Implement the MedianFinder class:
MedianFinder() initializes the MedianFinder object.
void addNum(int num) adds the integer num from the data stream to the data structure.
double findMedian() returns the median of all elements so far. Answers within 10-5 of the actual answer will be accepted.
Example 1:
Input
["MedianFinder", "addNum", "addNum", "findMedian", "addNum", "findMedian"][], [1], [2], [], [3], []]
Output
[null, null, null, 1.5, null, 2.0]
Explanation
MedianFinder medianFinder = new MedianFinder();
medianFinder.addNum(1); // arr = [1]
medianFinder.addNum(2); // arr = [1, 2]
medianFinder.findMedian(); // return 1.5 (i.e., (1 + 2) / 2)

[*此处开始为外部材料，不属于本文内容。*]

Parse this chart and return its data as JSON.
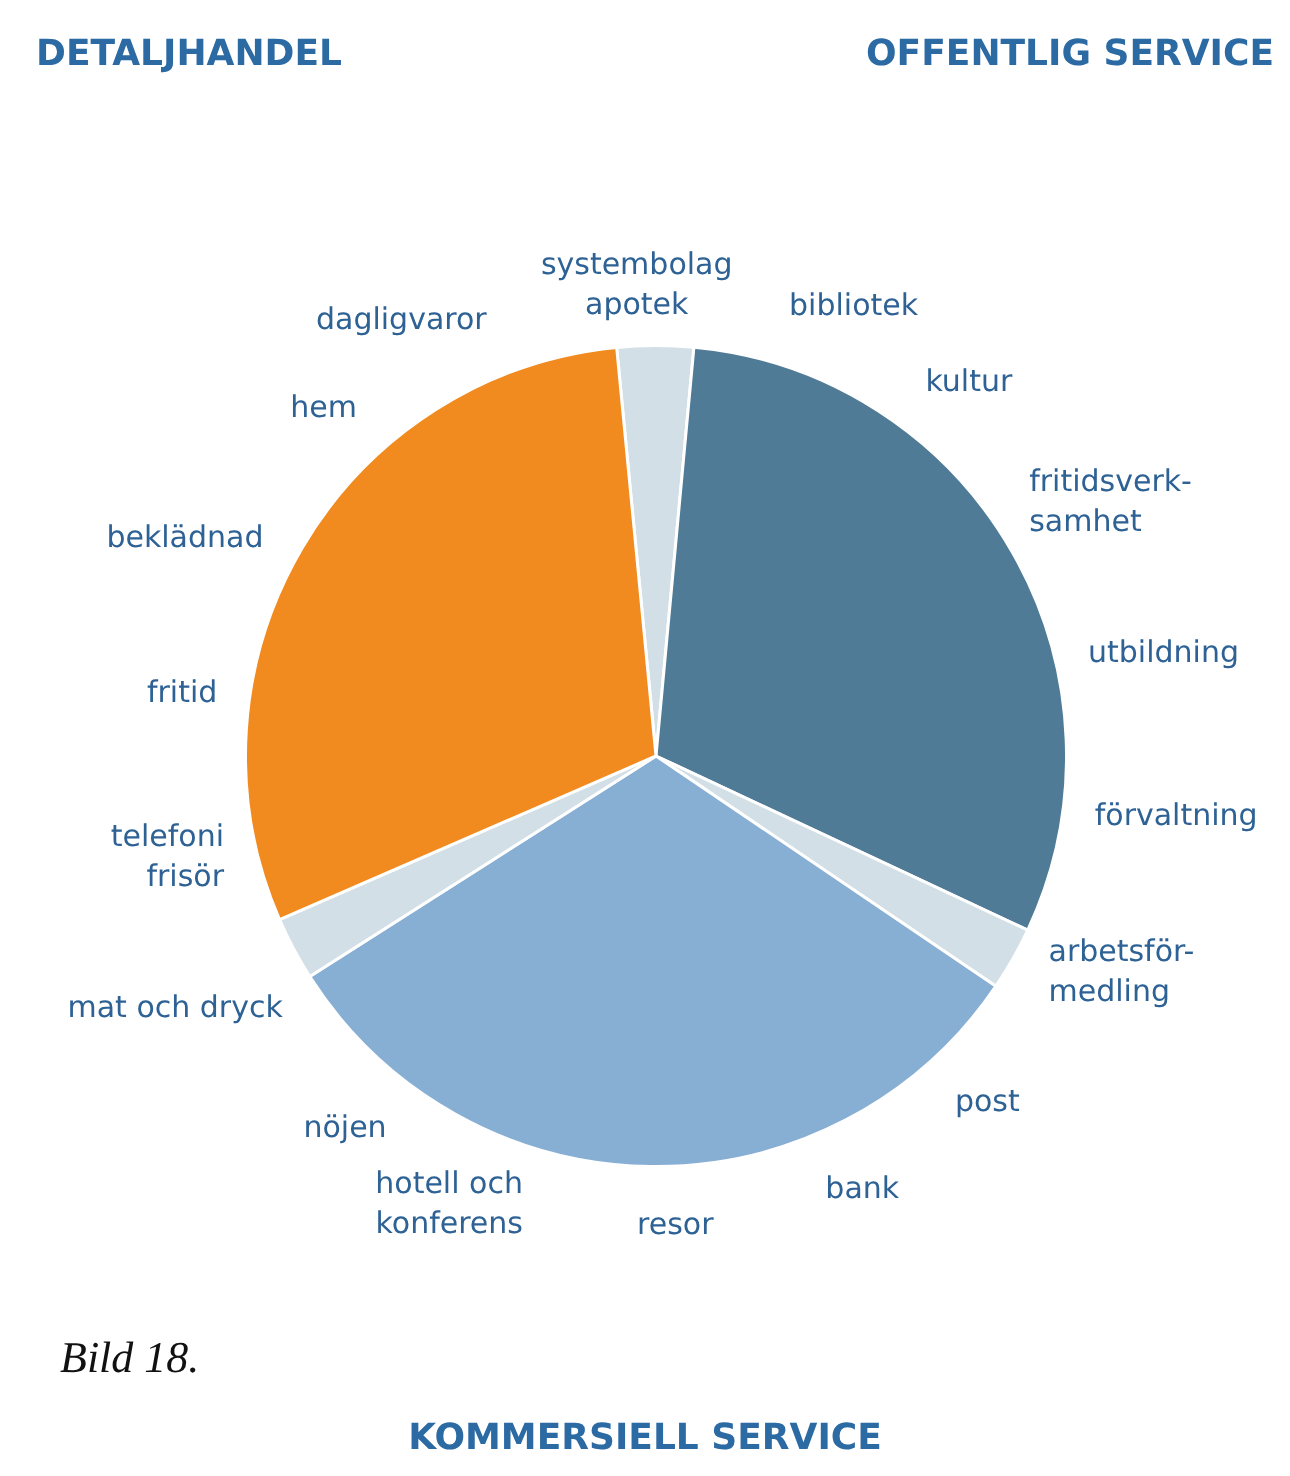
{
  "chart_data": {
    "type": "pie",
    "categories": [
      null,
      "OFFENTLIG SERVICE",
      null,
      "KOMMERSIELL SERVICE",
      null,
      "DETALJHANDEL"
    ],
    "values": [
      3,
      30.5,
      2.5,
      31.5,
      2.5,
      30
    ],
    "colors": [
      "#d3dfe6",
      "#4f7b97",
      "#d3dfe6",
      "#87aed3",
      "#d3dfe6",
      "#f18a1f"
    ],
    "annotations": [
      "systembolag\napotek",
      "bibliotek",
      "kultur",
      "fritidsverk-\nsamhet",
      "utbildning",
      "förvaltning",
      "arbetsför-\nmedling",
      "post",
      "bank",
      "resor",
      "hotell och\nkonferens",
      "nöjen",
      "mat och dryck",
      "telefoni\nfrisör",
      "fritid",
      "beklädnad",
      "hem",
      "dagligvaror",
      "Bild 18."
    ]
  }
}
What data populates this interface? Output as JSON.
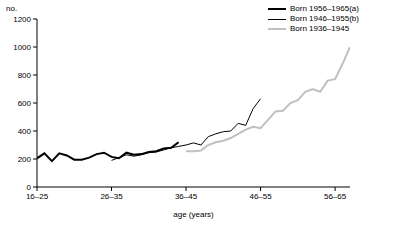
{
  "chart_data": {
    "type": "line",
    "x_label": "age (years)",
    "y_label": "no.",
    "x": [
      0,
      1,
      2,
      3,
      4,
      5,
      6,
      7,
      8,
      9,
      10,
      11,
      12,
      13,
      14,
      15,
      16,
      17,
      18,
      19,
      20,
      21,
      22,
      23,
      24,
      25,
      26,
      27,
      28,
      29,
      30,
      31,
      32,
      33,
      34,
      35,
      36,
      37,
      38,
      39,
      40,
      41,
      42
    ],
    "xlim": [
      0,
      42
    ],
    "xticks": [
      {
        "value": 0,
        "label": "16–25"
      },
      {
        "value": 10,
        "label": "26–35"
      },
      {
        "value": 20,
        "label": "36–45"
      },
      {
        "value": 30,
        "label": "46–55"
      },
      {
        "value": 40,
        "label": "56–65"
      }
    ],
    "ylim": [
      0,
      1200
    ],
    "yticks": [
      0,
      200,
      400,
      600,
      800,
      1000,
      1200
    ],
    "grid": false,
    "legend": "top-right",
    "series": [
      {
        "name": "Born 1956–1965(a)",
        "color": "#000000",
        "values": [
          205,
          240,
          185,
          240,
          225,
          195,
          195,
          210,
          235,
          245,
          215,
          205,
          245,
          230,
          235,
          250,
          255,
          275,
          280,
          320,
          null,
          null,
          null,
          null,
          null,
          null,
          null,
          null,
          null,
          null,
          null,
          null,
          null,
          null,
          null,
          null,
          null,
          null,
          null,
          null,
          null,
          null,
          null
        ]
      },
      {
        "name": "Born 1946–1955(b)",
        "color": "#000000",
        "values": [
          null,
          null,
          null,
          null,
          null,
          null,
          null,
          null,
          null,
          null,
          190,
          210,
          230,
          220,
          230,
          245,
          250,
          265,
          280,
          290,
          300,
          315,
          300,
          360,
          380,
          395,
          400,
          455,
          440,
          560,
          630,
          null,
          null,
          null,
          null,
          null,
          null,
          null,
          null,
          null,
          null,
          null,
          null
        ]
      },
      {
        "name": "Born 1936–1945",
        "color": "#c0c0c0",
        "values": [
          null,
          null,
          null,
          null,
          null,
          null,
          null,
          null,
          null,
          null,
          null,
          null,
          null,
          null,
          null,
          null,
          null,
          null,
          null,
          null,
          255,
          255,
          260,
          300,
          320,
          330,
          350,
          380,
          410,
          430,
          420,
          480,
          540,
          545,
          600,
          620,
          680,
          700,
          680,
          760,
          770,
          880,
          1000
        ]
      }
    ]
  }
}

medianFinder.addNum(3); // arr[1, 2, 3]
medianFinder.findMedian(); // return 2.0
用两个堆来存放数据,一个大顶堆存放小元素,一个小顶堆存放大元素。维持两个堆平衡,要么元素相等,要么小元素的堆比大元素的多一个。插入的时候,如果两个堆元素相等,说明应该插入小元素的堆,否则应该插入大元素的堆。但是不是直接插入,而是先插入另一个堆,然后从其中弹出一个元素插入本来该插入的堆,这样可以维持所有小元素的堆的元素比大元素的堆中的元素小。中间值,如果连个堆相等,则为两个堆堆顶元素的平均,否则为小元素堆的堆顶元素。
空间复杂度 o(n),插入时间复杂度 o(logn) ,求平均数时间复杂度 o(1)
class MedianFinder {
PriorityQueue<Integer> small;
PriorityQueue<Integer> big;
boolean even;
public MedianFinder() {
small=new PriorityQueue<>((i1,i2)->i2-i1);
big=new PriorityQueue<>();
even=true;
}
public void addNum(int num) {
if(even){
big.add(num);
small.add(big.poll());
} else {
small.add(num);
big.add(small.poll());
}
even=!even;
}
public double findMedian() {
if(even){
return (double)(small.peek()+big.peek())/2;
} else {
return (double) small.peek();
}
}
}
/**
* Your MedianFinder object will be instantiated and called as such:
* MedianFinder obj = new MedianFinder();
* obj.addNum(num);
* double param_2 = obj.findMedian();
*/